The work analyzes U.S. counterinsurgency doctrine during the Iraq War from 2003 to the present, and offers relevant historical comparisons to conflicts dating back to the mid-19th century, in which a nation enjoyed marked military superiority over their enemy. In doing so, it encourages readers to link the Afghanistan and Iraq wars in the broad context of the utilization of counterinsurgency operations to achieve policy objectives. Ultimately, the book illustrates how the tactical "military" success of the U.S. surge in Iraq still nets a strategic failure.
Review
"Comparing several specific past conflicts and relating them to the Iraq War of 2003, Flynn, a specialist in US/world comparative warfare, finds that the attack on Iraq was not necessary to protect the US as the Bush administration proclaimed, and indeed damaged the country's national security. He looks at French intervention in Mexico 1861-67 as liberation, the Ottoman Empire holding onto chaos in the Arabian Peninsula 1916-18, impossible resistance to the American war in Vietnam 1965-75, the Soviet Union bringing a better ideology to Afghanistan 1979-89, warfare as ritual in Chechnya 1994-99, and creating an insurgency to fight the battle that came after victory in Iraq 2003 to the present.
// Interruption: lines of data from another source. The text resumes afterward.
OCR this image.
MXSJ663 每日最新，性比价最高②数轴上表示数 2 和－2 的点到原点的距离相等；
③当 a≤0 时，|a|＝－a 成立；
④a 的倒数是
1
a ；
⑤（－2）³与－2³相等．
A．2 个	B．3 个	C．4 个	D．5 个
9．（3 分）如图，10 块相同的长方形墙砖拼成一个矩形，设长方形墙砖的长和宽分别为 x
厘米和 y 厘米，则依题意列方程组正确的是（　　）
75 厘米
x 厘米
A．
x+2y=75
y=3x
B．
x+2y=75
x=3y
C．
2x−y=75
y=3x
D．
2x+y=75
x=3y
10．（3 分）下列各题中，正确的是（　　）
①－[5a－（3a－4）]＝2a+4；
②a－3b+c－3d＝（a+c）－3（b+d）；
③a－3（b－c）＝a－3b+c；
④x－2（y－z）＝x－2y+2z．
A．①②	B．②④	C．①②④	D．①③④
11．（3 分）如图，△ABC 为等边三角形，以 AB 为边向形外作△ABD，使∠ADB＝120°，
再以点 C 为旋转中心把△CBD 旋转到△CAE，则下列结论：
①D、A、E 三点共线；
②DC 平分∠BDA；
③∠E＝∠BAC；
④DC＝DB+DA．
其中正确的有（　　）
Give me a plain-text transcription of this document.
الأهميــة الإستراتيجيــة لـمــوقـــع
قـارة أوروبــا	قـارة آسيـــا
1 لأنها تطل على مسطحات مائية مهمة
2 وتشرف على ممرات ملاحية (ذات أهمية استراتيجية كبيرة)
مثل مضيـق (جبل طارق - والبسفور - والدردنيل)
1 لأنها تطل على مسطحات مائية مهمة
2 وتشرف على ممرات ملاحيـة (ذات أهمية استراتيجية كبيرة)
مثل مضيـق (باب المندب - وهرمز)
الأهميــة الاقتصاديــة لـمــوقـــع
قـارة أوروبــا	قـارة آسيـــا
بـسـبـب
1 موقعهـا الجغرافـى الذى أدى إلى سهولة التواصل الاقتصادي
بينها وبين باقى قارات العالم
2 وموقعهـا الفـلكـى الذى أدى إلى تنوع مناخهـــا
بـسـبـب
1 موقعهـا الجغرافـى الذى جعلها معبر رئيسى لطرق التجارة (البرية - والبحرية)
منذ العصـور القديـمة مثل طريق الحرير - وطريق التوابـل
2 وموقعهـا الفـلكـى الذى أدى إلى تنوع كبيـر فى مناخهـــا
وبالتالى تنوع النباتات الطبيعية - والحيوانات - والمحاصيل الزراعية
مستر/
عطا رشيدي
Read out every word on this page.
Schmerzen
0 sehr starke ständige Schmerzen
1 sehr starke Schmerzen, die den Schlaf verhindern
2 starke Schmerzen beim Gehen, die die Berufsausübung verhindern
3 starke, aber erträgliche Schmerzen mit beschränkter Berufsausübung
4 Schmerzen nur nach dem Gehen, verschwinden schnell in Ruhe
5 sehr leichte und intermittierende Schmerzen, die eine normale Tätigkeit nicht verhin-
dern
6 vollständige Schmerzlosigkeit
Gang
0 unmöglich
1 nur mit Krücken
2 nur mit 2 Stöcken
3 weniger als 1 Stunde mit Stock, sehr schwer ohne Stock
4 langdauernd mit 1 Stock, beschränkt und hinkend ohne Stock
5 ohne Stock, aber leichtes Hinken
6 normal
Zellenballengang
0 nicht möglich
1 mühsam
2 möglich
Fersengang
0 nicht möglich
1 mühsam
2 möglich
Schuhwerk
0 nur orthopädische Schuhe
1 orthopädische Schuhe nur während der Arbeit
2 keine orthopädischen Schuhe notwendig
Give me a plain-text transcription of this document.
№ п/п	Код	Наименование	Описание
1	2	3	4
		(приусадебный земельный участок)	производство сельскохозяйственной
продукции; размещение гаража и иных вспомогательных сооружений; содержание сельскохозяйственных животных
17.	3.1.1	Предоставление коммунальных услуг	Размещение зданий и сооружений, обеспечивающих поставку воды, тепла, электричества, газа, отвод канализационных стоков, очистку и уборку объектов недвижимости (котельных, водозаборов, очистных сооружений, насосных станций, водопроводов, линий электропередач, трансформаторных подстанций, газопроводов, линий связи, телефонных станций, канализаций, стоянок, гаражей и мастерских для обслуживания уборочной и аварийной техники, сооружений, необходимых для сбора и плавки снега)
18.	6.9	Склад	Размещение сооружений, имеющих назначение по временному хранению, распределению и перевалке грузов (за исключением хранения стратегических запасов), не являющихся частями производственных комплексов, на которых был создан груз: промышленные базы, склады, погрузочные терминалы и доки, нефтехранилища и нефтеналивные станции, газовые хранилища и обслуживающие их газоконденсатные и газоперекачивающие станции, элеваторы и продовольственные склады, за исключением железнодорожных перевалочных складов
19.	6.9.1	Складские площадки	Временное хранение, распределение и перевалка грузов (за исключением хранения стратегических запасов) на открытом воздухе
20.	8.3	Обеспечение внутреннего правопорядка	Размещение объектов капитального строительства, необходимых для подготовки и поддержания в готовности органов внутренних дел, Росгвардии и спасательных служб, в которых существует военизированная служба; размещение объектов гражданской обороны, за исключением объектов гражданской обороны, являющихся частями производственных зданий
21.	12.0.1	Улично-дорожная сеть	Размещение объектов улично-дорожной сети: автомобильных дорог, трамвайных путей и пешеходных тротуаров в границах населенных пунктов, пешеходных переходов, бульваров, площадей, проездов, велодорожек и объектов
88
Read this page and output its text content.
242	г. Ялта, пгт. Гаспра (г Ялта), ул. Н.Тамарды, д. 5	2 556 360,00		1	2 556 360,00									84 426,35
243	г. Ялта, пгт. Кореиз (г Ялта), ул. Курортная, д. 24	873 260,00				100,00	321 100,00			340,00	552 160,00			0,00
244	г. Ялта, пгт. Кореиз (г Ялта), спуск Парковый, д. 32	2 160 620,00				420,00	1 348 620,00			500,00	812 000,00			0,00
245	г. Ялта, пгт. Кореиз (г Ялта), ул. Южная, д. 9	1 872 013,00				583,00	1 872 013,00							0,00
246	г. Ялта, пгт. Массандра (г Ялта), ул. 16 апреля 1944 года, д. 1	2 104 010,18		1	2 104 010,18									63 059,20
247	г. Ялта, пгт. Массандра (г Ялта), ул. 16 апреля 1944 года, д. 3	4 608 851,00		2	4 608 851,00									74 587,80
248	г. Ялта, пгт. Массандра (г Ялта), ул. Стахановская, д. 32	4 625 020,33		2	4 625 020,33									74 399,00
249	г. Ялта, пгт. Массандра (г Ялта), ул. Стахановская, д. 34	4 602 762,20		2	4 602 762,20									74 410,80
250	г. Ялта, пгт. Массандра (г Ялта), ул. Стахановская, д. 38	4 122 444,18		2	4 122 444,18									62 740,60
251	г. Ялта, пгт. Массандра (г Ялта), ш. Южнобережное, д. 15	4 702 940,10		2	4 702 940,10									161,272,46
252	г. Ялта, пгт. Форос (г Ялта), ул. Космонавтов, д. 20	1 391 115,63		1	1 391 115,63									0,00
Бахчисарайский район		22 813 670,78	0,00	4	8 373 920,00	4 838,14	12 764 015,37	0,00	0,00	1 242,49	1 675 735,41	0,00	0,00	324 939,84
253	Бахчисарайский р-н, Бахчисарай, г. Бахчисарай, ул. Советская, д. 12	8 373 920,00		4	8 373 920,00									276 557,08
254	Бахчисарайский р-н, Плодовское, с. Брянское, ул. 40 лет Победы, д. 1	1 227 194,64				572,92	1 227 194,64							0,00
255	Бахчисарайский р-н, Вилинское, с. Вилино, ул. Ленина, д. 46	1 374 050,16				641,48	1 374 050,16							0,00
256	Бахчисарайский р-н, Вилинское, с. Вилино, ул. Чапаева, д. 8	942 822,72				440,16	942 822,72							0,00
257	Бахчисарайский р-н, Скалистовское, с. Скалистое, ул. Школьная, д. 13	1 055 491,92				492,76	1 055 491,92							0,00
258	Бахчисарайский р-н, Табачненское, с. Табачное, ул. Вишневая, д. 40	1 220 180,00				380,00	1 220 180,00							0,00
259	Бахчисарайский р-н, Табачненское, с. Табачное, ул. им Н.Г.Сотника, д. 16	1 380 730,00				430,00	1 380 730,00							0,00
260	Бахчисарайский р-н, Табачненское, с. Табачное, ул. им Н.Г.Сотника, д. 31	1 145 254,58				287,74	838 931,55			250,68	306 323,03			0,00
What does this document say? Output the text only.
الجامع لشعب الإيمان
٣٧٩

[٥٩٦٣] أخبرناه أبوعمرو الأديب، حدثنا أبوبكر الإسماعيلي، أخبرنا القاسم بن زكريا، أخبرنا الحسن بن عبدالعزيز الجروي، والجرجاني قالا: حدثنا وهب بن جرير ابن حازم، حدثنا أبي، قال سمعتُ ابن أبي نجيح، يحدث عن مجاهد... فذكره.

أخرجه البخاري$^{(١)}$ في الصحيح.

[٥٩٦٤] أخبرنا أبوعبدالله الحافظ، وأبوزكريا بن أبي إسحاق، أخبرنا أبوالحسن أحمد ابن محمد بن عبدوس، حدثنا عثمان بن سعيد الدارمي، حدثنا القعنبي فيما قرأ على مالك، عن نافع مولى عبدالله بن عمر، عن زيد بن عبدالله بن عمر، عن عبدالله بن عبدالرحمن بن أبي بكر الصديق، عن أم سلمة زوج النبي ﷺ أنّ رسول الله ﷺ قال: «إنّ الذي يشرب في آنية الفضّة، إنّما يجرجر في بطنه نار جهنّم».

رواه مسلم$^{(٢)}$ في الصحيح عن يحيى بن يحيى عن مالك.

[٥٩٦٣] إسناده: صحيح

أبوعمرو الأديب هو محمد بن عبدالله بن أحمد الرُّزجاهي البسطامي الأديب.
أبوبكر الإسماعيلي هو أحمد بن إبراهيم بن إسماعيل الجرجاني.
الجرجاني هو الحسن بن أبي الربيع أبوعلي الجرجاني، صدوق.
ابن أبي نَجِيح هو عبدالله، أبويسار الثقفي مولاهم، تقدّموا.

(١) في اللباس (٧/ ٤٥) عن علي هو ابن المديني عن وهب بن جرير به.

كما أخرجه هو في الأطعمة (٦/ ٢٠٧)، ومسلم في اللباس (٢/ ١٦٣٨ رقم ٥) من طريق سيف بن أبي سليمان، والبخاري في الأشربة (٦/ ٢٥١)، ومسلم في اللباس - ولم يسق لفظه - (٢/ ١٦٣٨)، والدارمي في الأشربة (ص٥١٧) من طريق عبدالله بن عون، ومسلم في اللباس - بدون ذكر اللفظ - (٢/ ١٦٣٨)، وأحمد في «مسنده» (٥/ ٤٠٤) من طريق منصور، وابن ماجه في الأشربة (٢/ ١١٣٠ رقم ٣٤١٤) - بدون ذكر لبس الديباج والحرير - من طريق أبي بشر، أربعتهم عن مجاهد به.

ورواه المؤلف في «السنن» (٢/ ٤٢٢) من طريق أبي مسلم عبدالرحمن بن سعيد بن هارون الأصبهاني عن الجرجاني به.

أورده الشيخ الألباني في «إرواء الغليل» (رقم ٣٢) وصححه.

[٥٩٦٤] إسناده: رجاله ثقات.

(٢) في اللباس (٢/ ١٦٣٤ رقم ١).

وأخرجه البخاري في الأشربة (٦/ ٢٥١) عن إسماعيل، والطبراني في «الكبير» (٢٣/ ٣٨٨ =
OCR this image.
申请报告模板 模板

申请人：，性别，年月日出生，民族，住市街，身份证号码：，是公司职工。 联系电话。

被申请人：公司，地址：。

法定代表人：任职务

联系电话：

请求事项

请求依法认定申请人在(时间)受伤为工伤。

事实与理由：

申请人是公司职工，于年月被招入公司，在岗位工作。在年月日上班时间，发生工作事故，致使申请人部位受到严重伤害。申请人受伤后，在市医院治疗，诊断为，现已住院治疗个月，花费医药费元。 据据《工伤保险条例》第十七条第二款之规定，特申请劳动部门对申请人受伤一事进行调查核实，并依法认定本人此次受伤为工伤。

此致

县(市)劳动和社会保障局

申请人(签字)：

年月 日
He concludes that conventional military force by itself seldom if ever defeats an insurgency." - Reference & Research Book News
Synopsis
• Analyzes U.S. counterinsurgency doctrine during the Iraq War from 2003 to the present
• Compares five guerrilla wars in the past 150 years to the current war in Iraq to show how the United States has relied on conventional military force as the mainstay of counterinsurgency doctrine, a strategy that, historically, has failed
• Reveals how the tactical "military" success of the Iraq surge still nets a strategic failure for the United States
Synopsis
• Five case studies of guerrilla conflicts throughout the world in the last 150 years
• Findings from unique, primary research on Iraq
• Area maps of each conflict in question
• A bibliography that includes literature on five important past conflicts, as well as key documentation on the Iraq war, from 2003 to the present
Synopsis
In this book, the Bush administration's war in Iraq is assessed using an interdisciplinary approach and historical analysis that will help readers better understand the results of the U.S. counterinsurgency doctrine from 2003 to the present.
Synopsis
The Bush counterinsurgency legacy in Iraq is a belated acceptance of the limits of conventional military force in combating insurgency. By refusing to accept this historical reality, the United States remained mired in a futile effort until it reversed its approach with the surge. Unfortunately, the strategic damage to U.S. interests had already come to pass.